Its pledges might have been redeemed had Sun lived to control the united front which he thus created. With his death in 1925, however, there was an immediate outbreak of rivalries. For a time Borodin and the Left triumphed, Chiang Kai-shek, it is essential to remember, co-operating with Borodin. The northern expedition set forth, rapidly capturing Hankow and Wuchang. With success came unre- strained extremism. Labour ran riot in industrial centres, peasant unions sprang up like mushrooms, landlords were dispossessed, the Russians overplayed their hands. Chiang and the extremists split. There followed one of the bloodiest reactionary movements in modern history, and then years of civil war, during which the Communists fought their way to the north-west. Civil war and increasing danger from Japan naturally impeded domestic reform.

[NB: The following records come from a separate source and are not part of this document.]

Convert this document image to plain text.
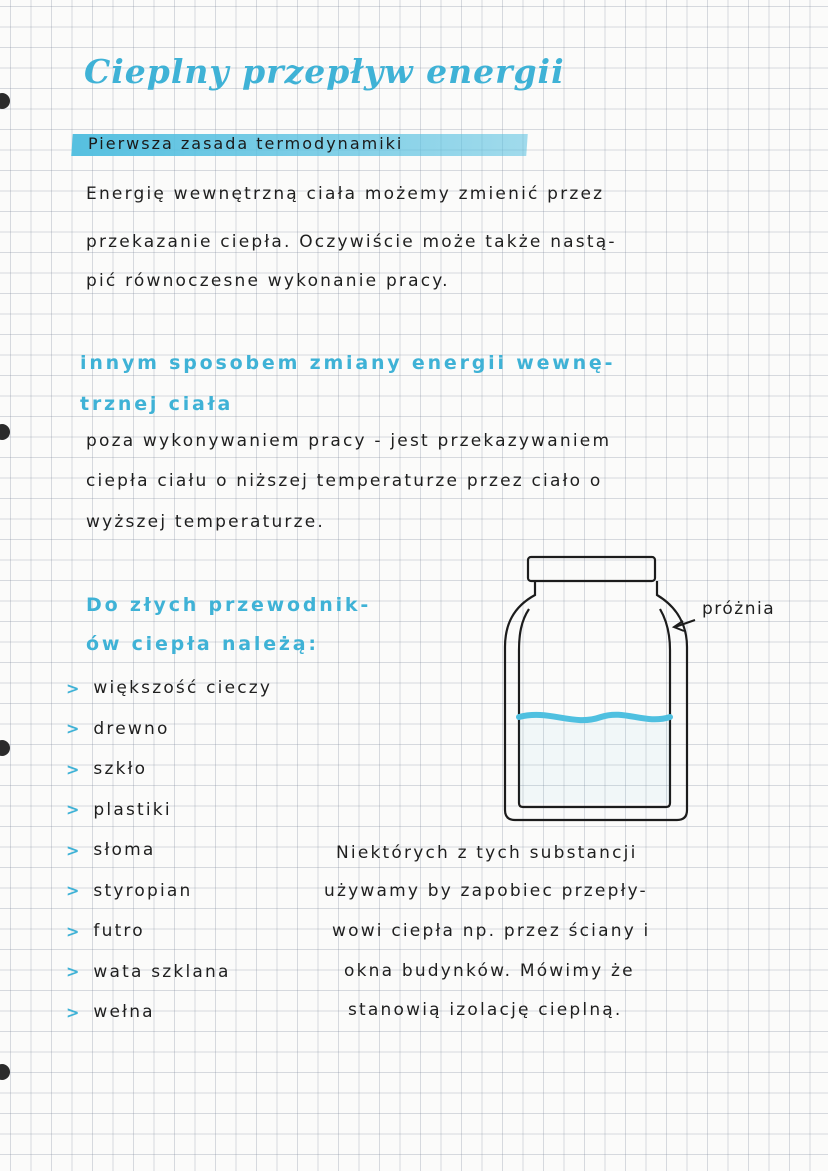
Cieplny przepływ energii
Pierwsza zasada termodynamiki
Energię wewnętrzną ciała możemy zmienić przez
przekazanie ciepła. Oczywiście może także nastą-
pić równoczesne wykonanie pracy.
innym sposobem zmiany energii wewnę-
trznej ciała
poza wykonywaniem pracy - jest przekazywaniem
ciepła ciału o niższej temperaturze przez ciało o
wyższej temperaturze.
Do złych przewodnik-
ów ciepła należą:
> większość cieczy
> drewno
> szkło
> plastiki
> słoma
> styropian
> futro
> wata szklana
> wełna
próżnia
Niektórych z tych substancji
używamy by zapobiec przepły-
wowi ciepła np. przez ściany i
okna budynków. Mówimy że
stanowią izolację cieplną.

Now the Communists, with few pleasant memories of co-operation with the Kuomintang in resisting Japan, are entrenched in Manchuria, a rich land as large as France and Germany combined, where amid a population of 30,000,000 peasants there are ample space and material for the kind of government they want to develop. And they have said that they will not take part in the National Assembly on the 5th unless they are satisfied with the position assigned to them in Man- churia. Clearly, the outlook in China has disconcerting possibilities.